Normally one of the strongest economies in the world, New York City functions as a telling example of the effects of the coronavirus on the American economy. Many US states have begun enforcing similar rules on businesses to discourage unnecessary interactions. These regulations, while keeping the public safe, have resulted in large economic ramifications. According to Microsoft News, American unemployment has reached a record high, with six million people filing for unemployment as of this month.

To combat what appears to be an approaching economic recession, both Republicans and Democrats have worked to negotiate stimulus checks for Americans. Stimulus checks are exactly what they sound like – checks designed to stimulate the economy. Forbes reports that the checks begin at 1200 dollars for those filing as single, but increase by 500 dollars for each dependent in the household. This is meant to assure that those who are out of work can pay their bills, rent, and for food during this crisis, sending money back into the economy.

Certain restrictions apply based on income. For example, Americans who filed their taxes as single will not receive a check if their income exceeds 99,000 dollars a year, according to Forbes.

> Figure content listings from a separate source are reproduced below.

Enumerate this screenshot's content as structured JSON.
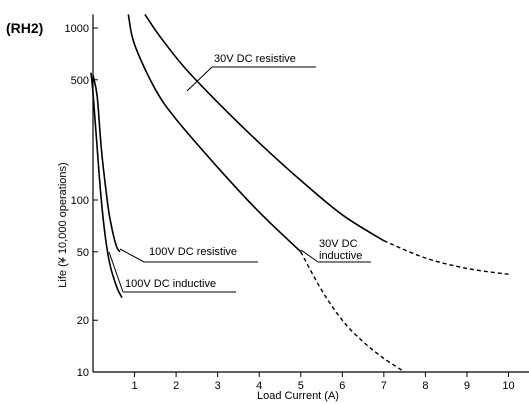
{
  "chart_data": {
    "type": "line",
    "panel_label": "(RH2)",
    "xlabel": "Load Current (A)",
    "ylabel": "Life (¥ 10,000 operations)",
    "xlim": [
      0,
      10.5
    ],
    "ylim": [
      10,
      1200
    ],
    "yscale": "log",
    "x_ticks": [
      1,
      2,
      3,
      4,
      5,
      6,
      7,
      8,
      9,
      10
    ],
    "y_ticks": [
      10,
      20,
      50,
      100,
      500,
      1000
    ],
    "grid": false,
    "series": [
      {
        "name": "30V DC resistive",
        "color": "#000000",
        "points": [
          [
            1.25,
            1200
          ],
          [
            1.6,
            900
          ],
          [
            2.2,
            590
          ],
          [
            3.0,
            370
          ],
          [
            4.0,
            215
          ],
          [
            5.0,
            130
          ],
          [
            6.0,
            82
          ],
          [
            7.0,
            58
          ]
        ],
        "dashed_points": [
          [
            7.0,
            58
          ],
          [
            8.0,
            46
          ],
          [
            9.0,
            40
          ],
          [
            10.0,
            37
          ]
        ]
      },
      {
        "name": "30V DC inductive",
        "color": "#000000",
        "points": [
          [
            0.85,
            1200
          ],
          [
            1.0,
            800
          ],
          [
            1.5,
            440
          ],
          [
            2.0,
            295
          ],
          [
            3.0,
            155
          ],
          [
            4.0,
            85
          ],
          [
            5.0,
            50
          ]
        ],
        "dashed_points": [
          [
            5.0,
            50
          ],
          [
            5.5,
            30
          ],
          [
            6.0,
            20
          ],
          [
            6.5,
            15
          ],
          [
            7.0,
            12
          ],
          [
            7.5,
            10
          ]
        ]
      },
      {
        "name": "100V DC resistive",
        "color": "#000000",
        "points": [
          [
            0.0,
            530
          ],
          [
            0.1,
            400
          ],
          [
            0.2,
            200
          ],
          [
            0.3,
            120
          ],
          [
            0.4,
            80
          ],
          [
            0.55,
            55
          ],
          [
            0.65,
            50
          ]
        ]
      },
      {
        "name": "100V DC inductive",
        "color": "#000000",
        "points": [
          [
            -0.05,
            550
          ],
          [
            0.0,
            420
          ],
          [
            0.1,
            200
          ],
          [
            0.2,
            100
          ],
          [
            0.3,
            60
          ],
          [
            0.4,
            43
          ],
          [
            0.5,
            35
          ],
          [
            0.6,
            30
          ],
          [
            0.7,
            27
          ]
        ]
      }
    ],
    "annotations": [
      {
        "lines": [
          "30V DC resistive"
        ]
      },
      {
        "lines": [
          "30V DC",
          "inductive"
        ]
      },
      {
        "lines": [
          "100V DC resistive"
        ]
      },
      {
        "lines": [
          "100V DC inductive"
        ]
      }
    ]
  }
}
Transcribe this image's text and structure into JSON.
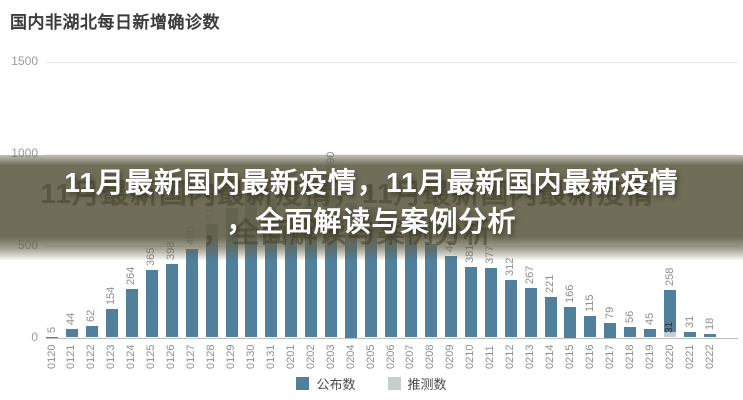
{
  "title": "国内非湖北每日新增确诊数",
  "banner": {
    "line1": "11月最新国内最新疫情，11月最新国内最新疫情",
    "line2": "，全面解读与案例分析",
    "bg_color": "#64614A",
    "text_color": "#ffffff",
    "ghost_color": "#47452F"
  },
  "legend": {
    "items": [
      {
        "label": "公布数",
        "color": "#50809C"
      },
      {
        "label": "推测数",
        "color": "#C9CDCF"
      }
    ]
  },
  "chart_data": {
    "type": "bar",
    "title": "国内非湖北每日新增确诊数",
    "categories": [
      "0120",
      "0121",
      "0122",
      "0123",
      "0124",
      "0125",
      "0126",
      "0127",
      "0128",
      "0129",
      "0130",
      "0131",
      "0201",
      "0202",
      "0203",
      "0204",
      "0205",
      "0206",
      "0207",
      "0208",
      "0209",
      "0210",
      "0211",
      "0212",
      "0213",
      "0214",
      "0215",
      "0216",
      "0217",
      "0218",
      "0219",
      "0220",
      "0221",
      "0222"
    ],
    "values": [
      5,
      44,
      62,
      154,
      264,
      365,
      398,
      480,
      619,
      705,
      762,
      755,
      669,
      726,
      890,
      731,
      707,
      696,
      558,
      509,
      444,
      381,
      377,
      312,
      267,
      221,
      166,
      115,
      79,
      56,
      45,
      258,
      31,
      18
    ],
    "stacked_bar": {
      "category": "0220",
      "total": 258,
      "announced_segment": 227,
      "estimated_segment": 31,
      "on_bar_label": "31"
    },
    "ylim": [
      0,
      1500
    ],
    "yticks": [
      0,
      500,
      1000,
      1500
    ],
    "grid": "horizontal",
    "legend_position": "bottom",
    "series_colors": {
      "announced": "#50809C",
      "estimated": "#C9CDCF"
    },
    "value_label_color": "#8F8F8F",
    "tick_label_color": "#8F8F8F",
    "xlabel": "",
    "ylabel": ""
  }
}
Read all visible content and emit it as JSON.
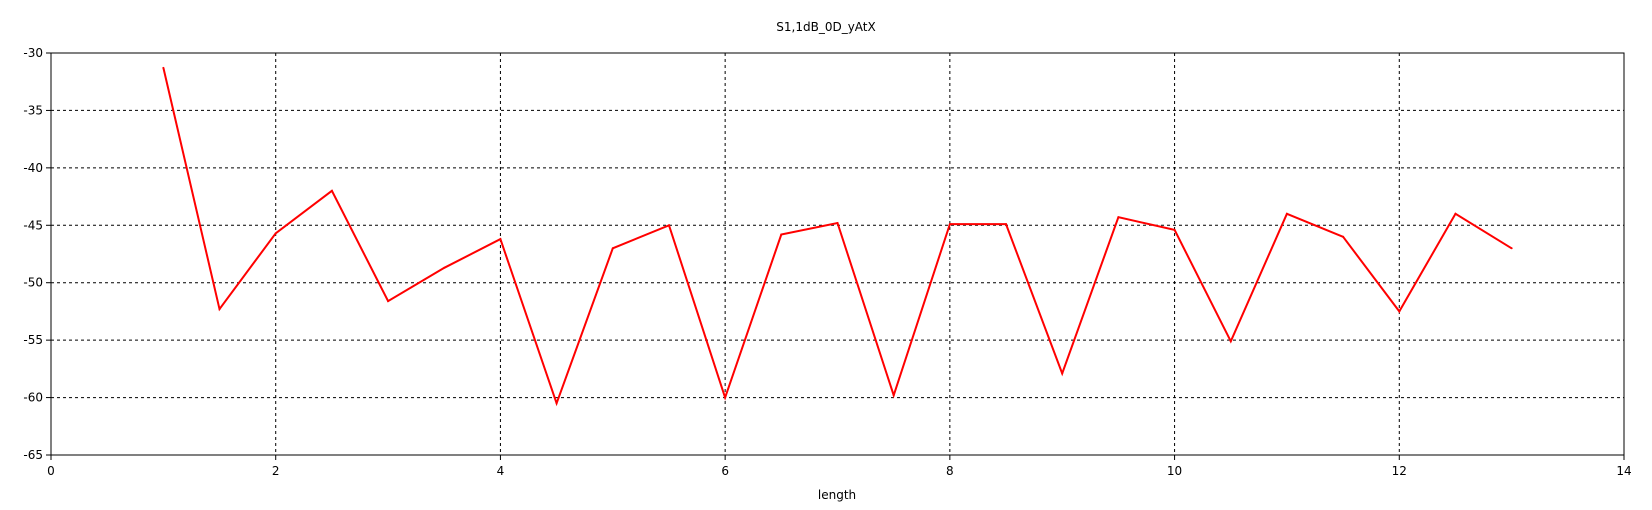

While the amount received is adjusted based on income and child dependents, location of residence is not taken into account. According to Business Insider, the average rent for a family of four in New York is just under 1200 dollars a month, while the average rent in South Dakota is under 700 dollars. Under this stimulus plan, both families would receive payments totalling 3400 dollars, with 1200 dollars per adult and 500 dollars per dependent. Unfortunately, this means that those in states with expensive rent will have less to live on, and may consequently struggle to feed their families and pay for utilities.

“It really is unfair that families in different locations are getting the same amount because the same amount of money has different values in different locations,” Tanisha Panda (’23) said.

Another perceivable flaw in the stimulus plan is that the payments are one-time checks. Rent, utilities, and groceries are not one-time expenses, but they are necessary. CNBC reports that the majority of Americans could not live off of these checks for more than three months, a statistic backed up by the aforementioned cost of rent for a New York family.

“People should receive stimulus checks once a month so they can pay for basic utilities rather than receiving it once and then struggling to cover the cost of utilities without that income in future months,” Jove Luna (’22) said.

Not even the brightest epidemiologists can be sure of how long Americans will be in quarantine, with the coronavirus death toll rising every day. It only makes sense for the government to adopt a more sustainable approach to supporting the working class during this time, rather than scrambling to organize another stimulus package if quarantine exceeds two months.